Televised appeal and surveillance operation preceded the arrest, as authorities clamp down on alleged associates in the Antifa East and Budapest cases
~ Juju Alerta ~
Antifascist activist Johann G. (31) was arrested in Thuringia on Friday by the fugitive squad of the Saxony State Criminal Police Office, media reported. The arrest is said to have taken place on a regional train near Weimar.
Johann G. had been underground for four years and was the most wanted ‘left-wing extremist’ sought by the authorities, alongside fugitive former RAF members Burkhard Garweg, Ernst-Volker Staub, and the recently captured Daniela Klette.
The Federal Prosecutor’s Office recently offered up to €10,000 for information leading to his capture. Authorities consider Johann G. to be the leader of the group surrounding the already convicted Leipzig antifascist Lina E., his former fiancée. The group is said to have carried out several serious attacks on right-wing extremists since 2018, initially in Saxony and Thuringia.
Lina E. and three other antifascists were arrested at the end of 2020 and sentenced to prison terms of up to five years and three months in May 2023. Johann G. had previously been convicted of politically-linked offences and had served prison time. After being released on probation in early 2020, he disappeared.
The Saxony State Criminal Police and the Federal Criminal Police had issued wanted posters and called for the public’s help on a television program. Initially, investigators suspected him to be in Thailand and other European countries, but at least at one point, he was believed to be back in Germany.

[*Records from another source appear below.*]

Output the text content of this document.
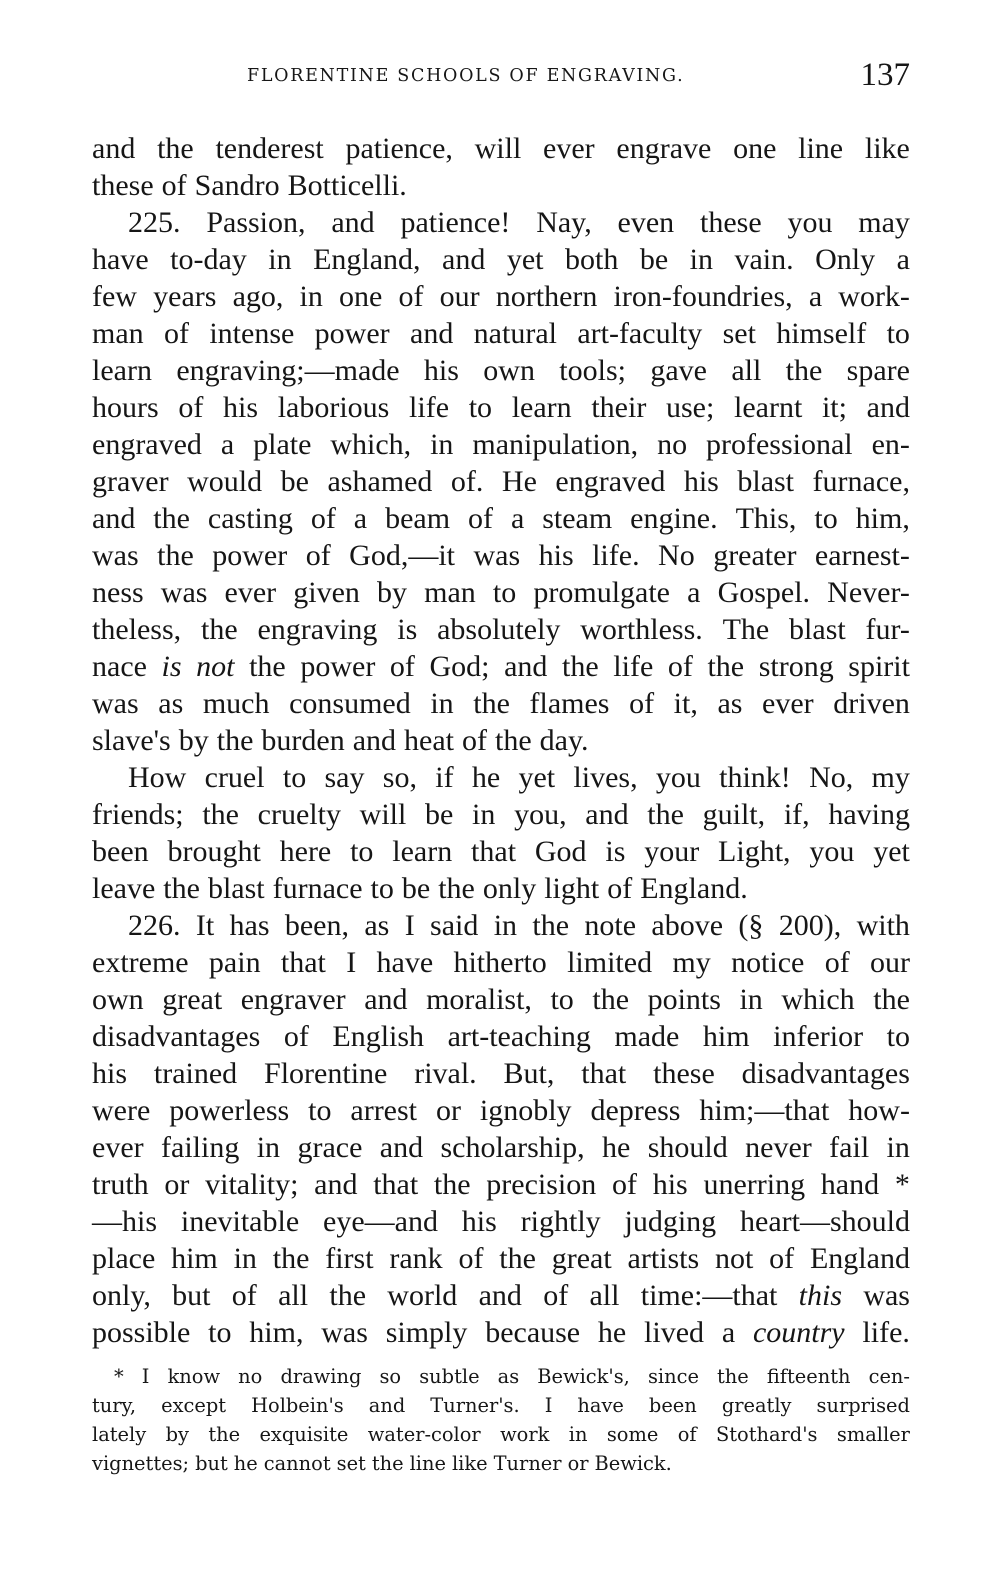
FLORENTINE SCHOOLS OF ENGRAVING.	137
and the tenderest patience, will ever engrave one line like
these of Sandro Botticelli.
225. Passion, and patience! Nay, even these you may
have to-day in England, and yet both be in vain. Only a
few years ago, in one of our northern iron-foundries, a work-
man of intense power and natural art-faculty set himself to
learn engraving;—made his own tools; gave all the spare
hours of his laborious life to learn their use; learnt it; and
engraved a plate which, in manipulation, no professional en-
graver would be ashamed of. He engraved his blast furnace,
and the casting of a beam of a steam engine. This, to him,
was the power of God,—it was his life. No greater earnest-
ness was ever given by man to promulgate a Gospel. Never-
theless, the engraving is absolutely worthless. The blast fur-
nace is not the power of God; and the life of the strong spirit
was as much consumed in the flames of it, as ever driven
slave's by the burden and heat of the day.
How cruel to say so, if he yet lives, you think! No, my
friends; the cruelty will be in you, and the guilt, if, having
been brought here to learn that God is your Light, you yet
leave the blast furnace to be the only light of England.
226. It has been, as I said in the note above (§ 200), with
extreme pain that I have hitherto limited my notice of our
own great engraver and moralist, to the points in which the
disadvantages of English art-teaching made him inferior to
his trained Florentine rival. But, that these disadvantages
were powerless to arrest or ignobly depress him;—that how-
ever failing in grace and scholarship, he should never fail in
truth or vitality; and that the precision of his unerring hand *
—his inevitable eye—and his rightly judging heart—should
place him in the first rank of the great artists not of England
only, but of all the world and of all time:—that this was
possible to him, was simply because he lived a country life.
* I know no drawing so subtle as Bewick's, since the fifteenth cen-
tury, except Holbein's and Turner's. I have been greatly surprised
lately by the exquisite water-color work in some of Stothard's smaller
vignettes; but he cannot set the line like Turner or Bewick.
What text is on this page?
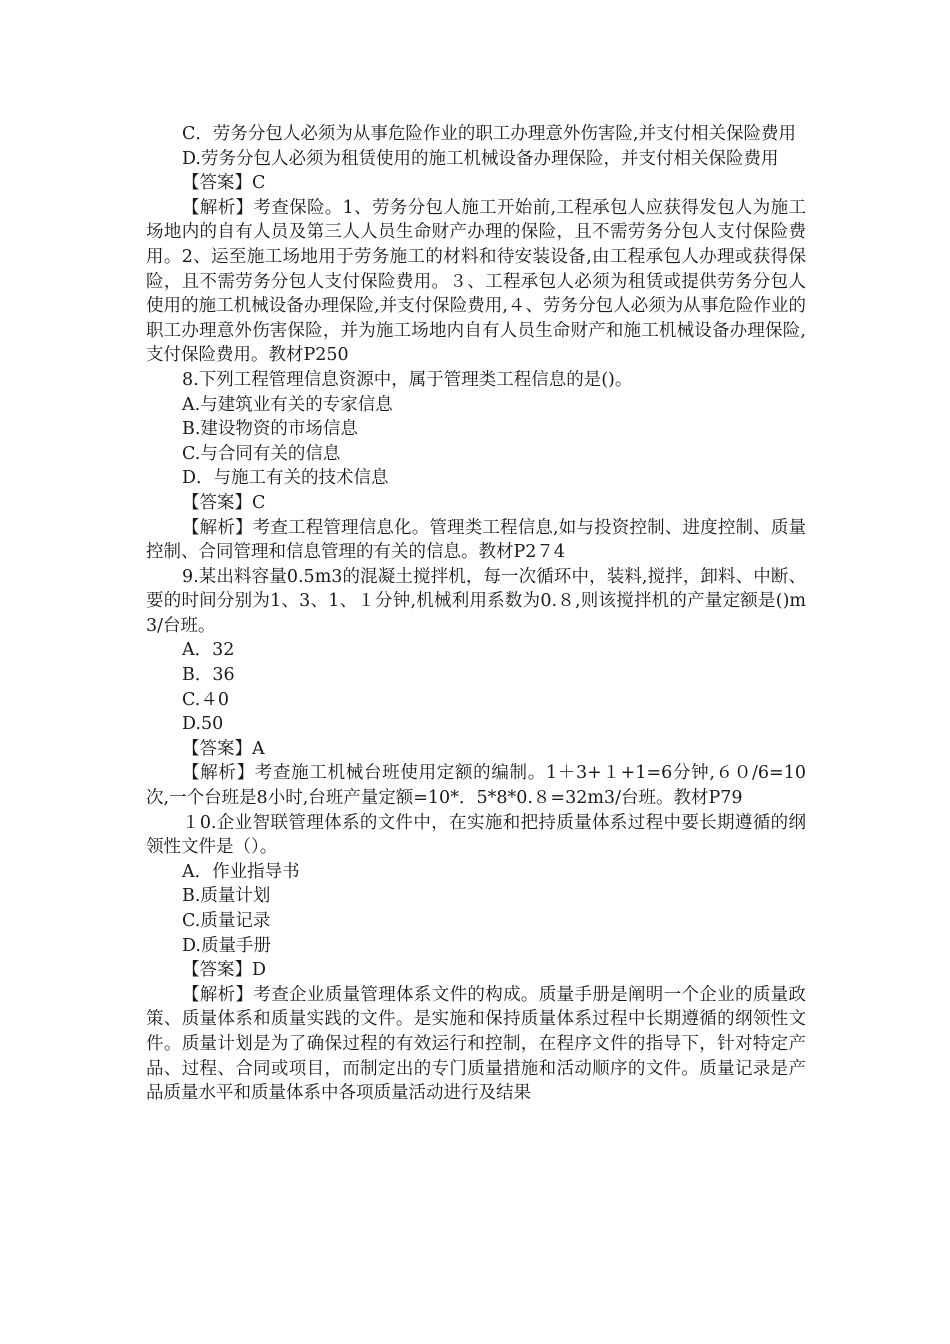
C．劳务分包人必须为从事危险作业的职工办理意外伤害险,并支付相关保险费用

D.劳务分包人必须为租赁使用的施工机械设备办理保险，并支付相关保险费用

【答案】C

【解析】考查保险。1、劳务分包人施工开始前,工程承包人应获得发包人为施工场地内的自有人员及第三人人员生命财产办理的保险，且不需劳务分包人支付保险费用。2、运至施工场地用于劳务施工的材料和待安装设备,由工程承包人办理或获得保险，且不需劳务分包人支付保险费用。３、工程承包人必须为租赁或提供劳务分包人使用的施工机械设备办理保险,并支付保险费用,４、劳务分包人必须为从事危险作业的职工办理意外伤害保险，并为施工场地内自有人员生命财产和施工机械设备办理保险,支付保险费用。教材P250

8.下列工程管理信息资源中，属于管理类工程信息的是()。

A.与建筑业有关的专家信息

B.建设物资的市场信息

C.与合同有关的信息

D．与施工有关的技术信息

【答案】C

【解析】考查工程管理信息化。管理类工程信息,如与投资控制、进度控制、质量控制、合同管理和信息管理的有关的信息。教材P2７4

9.某出料容量0.5m3的混凝土搅拌机，每一次循环中，装料,搅拌，卸料、中断、要的时间分别为1、3、1、１分钟,机械利用系数为0.８,则该搅拌机的产量定额是()m3/台班。

A．32

B．36

C.４0

D.50

【答案】A

【解析】考查施工机械台班使用定额的编制。1＋3+１+1=6分钟,６０/6=10次,一个台班是8小时,台班产量定额=10*．5*8*0.８=32m3/台班。教材P79

１0.企业智联管理体系的文件中，在实施和把持质量体系过程中要长期遵循的纲领性文件是（）。

A．作业指导书

B.质量计划

C.质量记录

D.质量手册

【答案】D

【解析】考查企业质量管理体系文件的构成。质量手册是阐明一个企业的质量政策、质量体系和质量实践的文件。是实施和保持质量体系过程中长期遵循的纲领性文件。质量计划是为了确保过程的有效运行和控制，在程序文件的指导下，针对特定产品、过程、合同或项目，而制定出的专门质量措施和活动顺序的文件。质量记录是产品质量水平和质量体系中各项质量活动进行及结果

Alleged connection to Budapest case
According to media reports, his arrest on 8 November was facilitated by long-term surveillance of an activist classified as a ‘contact person’. For years, leftist groups in Thuringia and Saxony have been subjected to a multitude of extensive repression and surveillance measures, which do not even spare the families of the accused.
The arrest comes as part of a broader offensive against antifascist structures, which includes the arrest of anti-fascist Thomas J., also known as “Nanuk”, in Berlin on Monday 21 October and the “night and fog” deportation to Hungary on 28 June of activist Maja T. Investigators have constructed a “criminal organisation” under § 129 of the German Penal Code, allowing them to scrutinise and criminalise not only the accused but also their entire environment.
Even after Lina E.’s arrest, Johann G. is said to have participated in attacks on right-wing extremists, for example, in February 2023 in Budapest, where neo-Nazis had gathered for a large European rally. Two autonomous left activists from Berlin were arrested on-site. Ten other German antifascists subsequently went underground, and the Federal Prosecutor’s Office and Hungarian authorities have been searching for them since then.
In December 2023, one of the wanted individuals, Maja T., was captured in Berlin. The non-binary antifascist has since been extradited to Budapest. In May, police arrested Hanna S. from Nuremberg, who is also accused of participating in the attacks in Budapest. However, she had not gone underground and is now facing charges in Munich.